Well this isn’t very nice.
Over at SI.com, NFL writer Doug Farrar created a list naming every franchise’s worst player.
The lists are limited to players from the Super Bowl era, focusing on players who were drafted high, signed to big-money contracts or acquired via trade. And in the NFC version, Farrar lists former Cardinals offensive lineman Levi Brown as Arizona’s choice.
Brown was selected with the No. 5 pick in the 2007 draft, and though he started every possible game (45 total) during his collegiate career for a major program, there were major questions about his worth at that pick altitude.
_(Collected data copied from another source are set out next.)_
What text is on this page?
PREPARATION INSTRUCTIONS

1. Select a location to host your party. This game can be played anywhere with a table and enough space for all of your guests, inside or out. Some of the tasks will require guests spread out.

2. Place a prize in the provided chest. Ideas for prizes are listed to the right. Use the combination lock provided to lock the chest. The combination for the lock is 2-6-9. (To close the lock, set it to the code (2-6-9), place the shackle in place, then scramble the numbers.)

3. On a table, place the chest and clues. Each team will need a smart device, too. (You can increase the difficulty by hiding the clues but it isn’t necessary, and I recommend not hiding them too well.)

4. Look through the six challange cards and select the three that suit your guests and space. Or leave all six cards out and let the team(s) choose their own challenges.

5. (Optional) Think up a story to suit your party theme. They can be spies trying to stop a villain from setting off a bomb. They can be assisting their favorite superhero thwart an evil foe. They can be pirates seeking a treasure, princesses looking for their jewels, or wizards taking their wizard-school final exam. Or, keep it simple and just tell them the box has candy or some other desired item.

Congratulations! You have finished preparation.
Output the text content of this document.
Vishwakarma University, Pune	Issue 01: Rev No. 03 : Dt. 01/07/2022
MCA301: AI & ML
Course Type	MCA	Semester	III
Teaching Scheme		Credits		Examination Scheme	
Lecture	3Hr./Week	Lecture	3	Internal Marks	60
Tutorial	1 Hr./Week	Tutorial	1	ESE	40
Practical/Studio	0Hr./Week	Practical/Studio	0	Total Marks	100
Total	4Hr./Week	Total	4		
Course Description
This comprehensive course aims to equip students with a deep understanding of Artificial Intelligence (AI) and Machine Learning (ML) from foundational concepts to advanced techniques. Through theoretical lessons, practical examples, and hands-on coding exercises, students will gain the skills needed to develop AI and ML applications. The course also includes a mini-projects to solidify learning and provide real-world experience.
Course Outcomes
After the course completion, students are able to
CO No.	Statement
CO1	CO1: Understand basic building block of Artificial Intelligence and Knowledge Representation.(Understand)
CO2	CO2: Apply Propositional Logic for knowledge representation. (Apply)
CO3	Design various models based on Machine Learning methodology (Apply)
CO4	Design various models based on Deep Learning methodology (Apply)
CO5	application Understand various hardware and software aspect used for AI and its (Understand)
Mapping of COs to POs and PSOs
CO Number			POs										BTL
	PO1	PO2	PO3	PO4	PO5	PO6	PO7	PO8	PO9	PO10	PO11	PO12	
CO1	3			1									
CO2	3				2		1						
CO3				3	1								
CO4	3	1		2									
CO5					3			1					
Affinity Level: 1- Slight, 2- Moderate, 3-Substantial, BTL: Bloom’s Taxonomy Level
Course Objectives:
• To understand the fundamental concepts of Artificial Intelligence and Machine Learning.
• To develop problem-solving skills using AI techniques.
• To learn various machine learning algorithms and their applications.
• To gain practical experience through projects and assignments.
Brown was known to be a powerful road-grading blocker, but not a smooth pass-protector. This proved to be very true when Brown hit the field for the Cardinals—he was a turnstile from the word go, and things didn’t get much better. He allowed eight sacks in his rookie season, 11 in his second, nine in his third, 10 in his fourth… you get the picture. And this was when the Cardinals had Kurt Warner as their quarterback, with a quick-step, quick-release passing game. The mind reels when one considers how many takedowns Brown would have allowed in a seven-step system.
Brown did eventually play some quality football in the second half of the season, and the Cardinals re-signed him after first releasing him to save salary cap space. But he suffered a torn triceps that year, and allowed three sacks to Robert Quinn of the Rams in the first week of the 2013 season. He was traded to the Steelers in October 2013, released by Pittsburgh before the ’14 season and that was that.
Is anyone going to argue? Based on draft position and subsequent production (or lack of), other candidates would be Wendell Bryant, a defensive lineman whom the team selected 12th overall in 2002 and collected just 1.5 sacks in 29 career games, or maybe even Tom Knight, who Arizona chose ninth overall in 1997 and picked off just three passes in five seasons with the Cardinals.
Then again, it’s hard to argue against the selection of Brown.
To be fair to the lineman, it was not his fault the Cardinals reached to take him fifth overall, passing on future stars such as Adrian Peterson, Patrick Willis, Marshawn Lynch and Darrelle Revis.
And besides that, there is something to be said for someone who is rarely hurt, as he did not miss a game from 2008 to 2011.
But alas, even the most staunch defenders of the former Nittany Lion would have to admit that his inclusion on this list, while maybe disappointing, is not necessarily unfair.